Mr Obama’s decision to declare his personal belief that same-sex couples should be allowed to marry thrilled his supporters at a time when he needs enthusiastic backing and campaign cash from his base.
But it stoked outrage among critics who presumptive Republican Party nominee Mitt Romney is counting on to help him unseat the incumbent in November.
It also threatened to erode Mr Obama’s standing in politically competitive states, including North Carolina – which voted on Tuesday to ban gay marriage – as well as Florida, Ohio and Virginia, which have all passed amendments defining marriage as between one man and one woman.
The timing of Mr Obama’s statement was hardly ideal for his campaign, coming almost immediately on the heels of his official campaign kick-off last Saturday.
It was prompted largely by an impromptu declaration by Vice-President Joe Biden in a television interview the next day that he was “absolutely comfortable” with gay marriage. Also, two Cabinet members have affirmed support for gay marriage.

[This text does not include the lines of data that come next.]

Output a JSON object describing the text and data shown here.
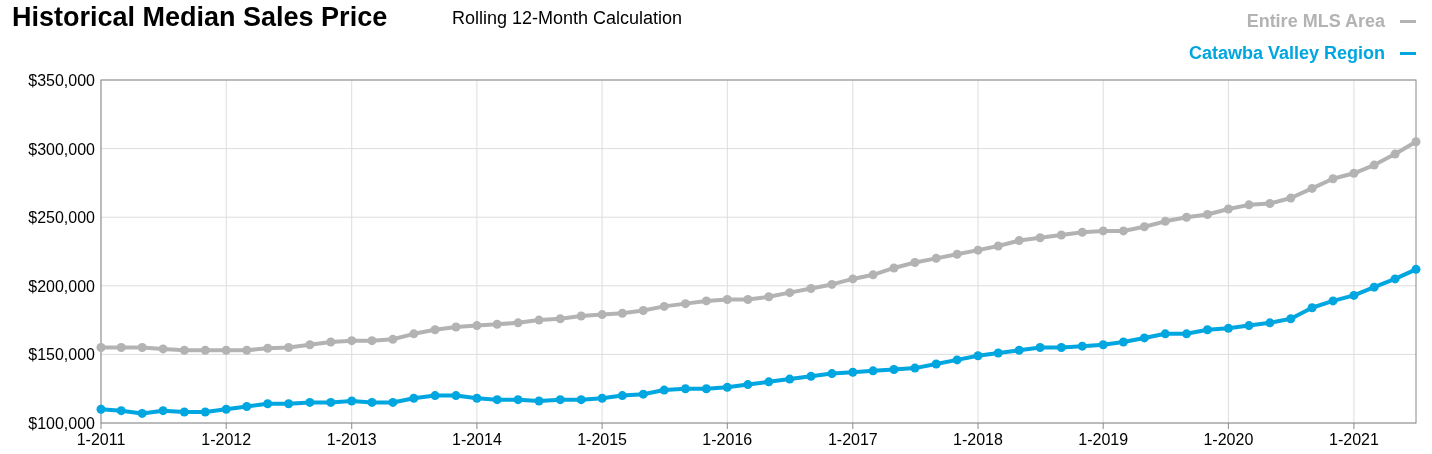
{
  "chart_data": {
    "type": "line",
    "title": "Historical Median Sales Price",
    "subtitle": "Rolling 12-Month Calculation",
    "x": [
      "2011-01",
      "2011-03",
      "2011-05",
      "2011-07",
      "2011-09",
      "2011-11",
      "2012-01",
      "2012-03",
      "2012-05",
      "2012-07",
      "2012-09",
      "2012-11",
      "2013-01",
      "2013-03",
      "2013-05",
      "2013-07",
      "2013-09",
      "2013-11",
      "2014-01",
      "2014-03",
      "2014-05",
      "2014-07",
      "2014-09",
      "2014-11",
      "2015-01",
      "2015-03",
      "2015-05",
      "2015-07",
      "2015-09",
      "2015-11",
      "2016-01",
      "2016-03",
      "2016-05",
      "2016-07",
      "2016-09",
      "2016-11",
      "2017-01",
      "2017-03",
      "2017-05",
      "2017-07",
      "2017-09",
      "2017-11",
      "2018-01",
      "2018-03",
      "2018-05",
      "2018-07",
      "2018-09",
      "2018-11",
      "2019-01",
      "2019-03",
      "2019-05",
      "2019-07",
      "2019-09",
      "2019-11",
      "2020-01",
      "2020-03",
      "2020-05",
      "2020-07",
      "2020-09",
      "2020-11",
      "2021-01",
      "2021-03",
      "2021-05",
      "2021-07"
    ],
    "series": [
      {
        "name": "Entire MLS Area",
        "color": "#b3b3b3",
        "values": [
          155000,
          155000,
          155000,
          154000,
          153000,
          153000,
          153000,
          153000,
          154500,
          155000,
          157000,
          159000,
          160000,
          160000,
          161000,
          165000,
          168000,
          170000,
          171000,
          172000,
          173000,
          175000,
          176000,
          178000,
          179000,
          180000,
          182000,
          185000,
          187000,
          189000,
          190000,
          190000,
          192000,
          195000,
          198000,
          201000,
          205000,
          208000,
          213000,
          217000,
          220000,
          223000,
          226000,
          229000,
          233000,
          235000,
          237000,
          239000,
          240000,
          240000,
          243000,
          247000,
          250000,
          252000,
          256000,
          259000,
          260000,
          264000,
          271000,
          278000,
          282000,
          288000,
          296000,
          305000
        ]
      },
      {
        "name": "Catawba Valley Region",
        "color": "#00a6e0",
        "values": [
          110000,
          109000,
          107000,
          109000,
          108000,
          108000,
          110000,
          112000,
          114000,
          114000,
          115000,
          115000,
          116000,
          115000,
          115000,
          118000,
          120000,
          120000,
          118000,
          117000,
          117000,
          116000,
          117000,
          117000,
          118000,
          120000,
          121000,
          124000,
          125000,
          125000,
          126000,
          128000,
          130000,
          132000,
          134000,
          136000,
          137000,
          138000,
          139000,
          140000,
          143000,
          146000,
          149000,
          151000,
          153000,
          155000,
          155000,
          156000,
          157000,
          159000,
          162000,
          165000,
          165000,
          168000,
          169000,
          171000,
          173000,
          176000,
          184000,
          189000,
          193000,
          199000,
          205000,
          212000
        ]
      }
    ],
    "xlim": [
      "2011-01",
      "2021-07"
    ],
    "xticks": [
      {
        "value": "2011-01",
        "label": "1-2011"
      },
      {
        "value": "2012-01",
        "label": "1-2012"
      },
      {
        "value": "2013-01",
        "label": "1-2013"
      },
      {
        "value": "2014-01",
        "label": "1-2014"
      },
      {
        "value": "2015-01",
        "label": "1-2015"
      },
      {
        "value": "2016-01",
        "label": "1-2016"
      },
      {
        "value": "2017-01",
        "label": "1-2017"
      },
      {
        "value": "2018-01",
        "label": "1-2018"
      },
      {
        "value": "2019-01",
        "label": "1-2019"
      },
      {
        "value": "2020-01",
        "label": "1-2020"
      },
      {
        "value": "2021-01",
        "label": "1-2021"
      }
    ],
    "ylim": [
      100000,
      350000
    ],
    "yticks": [
      {
        "value": 100000,
        "label": "$100,000"
      },
      {
        "value": 150000,
        "label": "$150,000"
      },
      {
        "value": 200000,
        "label": "$200,000"
      },
      {
        "value": 250000,
        "label": "$250,000"
      },
      {
        "value": 300000,
        "label": "$300,000"
      },
      {
        "value": 350000,
        "label": "$350,000"
      }
    ],
    "grid": true,
    "legend": "top right",
    "marker": "circle",
    "line_style": "solid"
  }
}
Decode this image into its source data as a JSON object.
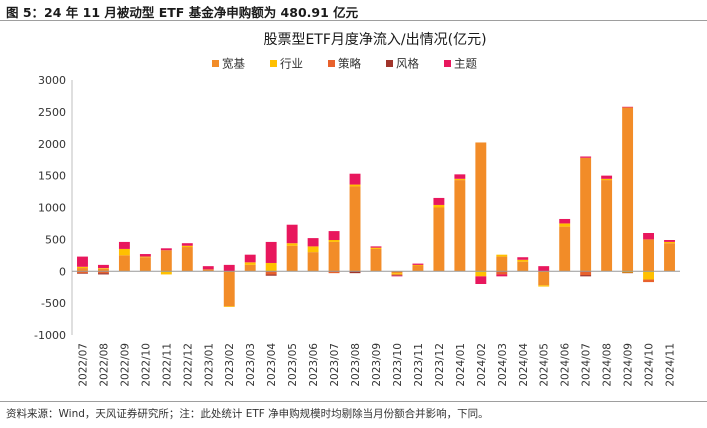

However, Mr Obama’s decision to tell ABC News that he had decided “it is important to go ahead and affirm that I think same-sex couples should be able to get married” does not change the outlook for legalising gay marriage nationally.
That would take the elimination of a federal law that prohibits the government from recognising same-sex spouses, as well as nullification of constitutional amendments in 38 states that do not recognise such unions.
“I don’t think it’s a milestone in the actual obtaining of gay rights – it’s a symbolic milestone,” said Mr George Edwards III, a specialist in the American presidency at Texas A&M University in College Station. “But sometimes, symbolism is what people are looking for in politics.”
The President’s embrace of gay marriage is not as momentous as when President Lyndon Johnson pushed through passage of the Civil Rights Act in 1964. But it is a noticeable departure from the play-it-safe mode most incumbents adopt only six months from Election Day.
Polls suggest the issue could drive key voting constituencies. Among registered independent voters, 57 per cent approve of gay marriage, according to a Gallup poll completed last weekend.
Among Democrats, approval is at 65 per cent, while 22 per cent of Republicans approve of it.
In total, 50 per cent of Americans now support gay marriage and 48 per cent oppose it. That is an increase from only 40-per-cent approval four years ago.
Mr Romney stands to benefit with older people, because opposition to gay marriage tends to increase by age.
Only 30 per cent of 18- to-29-year-olds were opposed to gay marriage, compared with 56 per cent of those over the age of 65, according to a survey last month by Pew Research Center.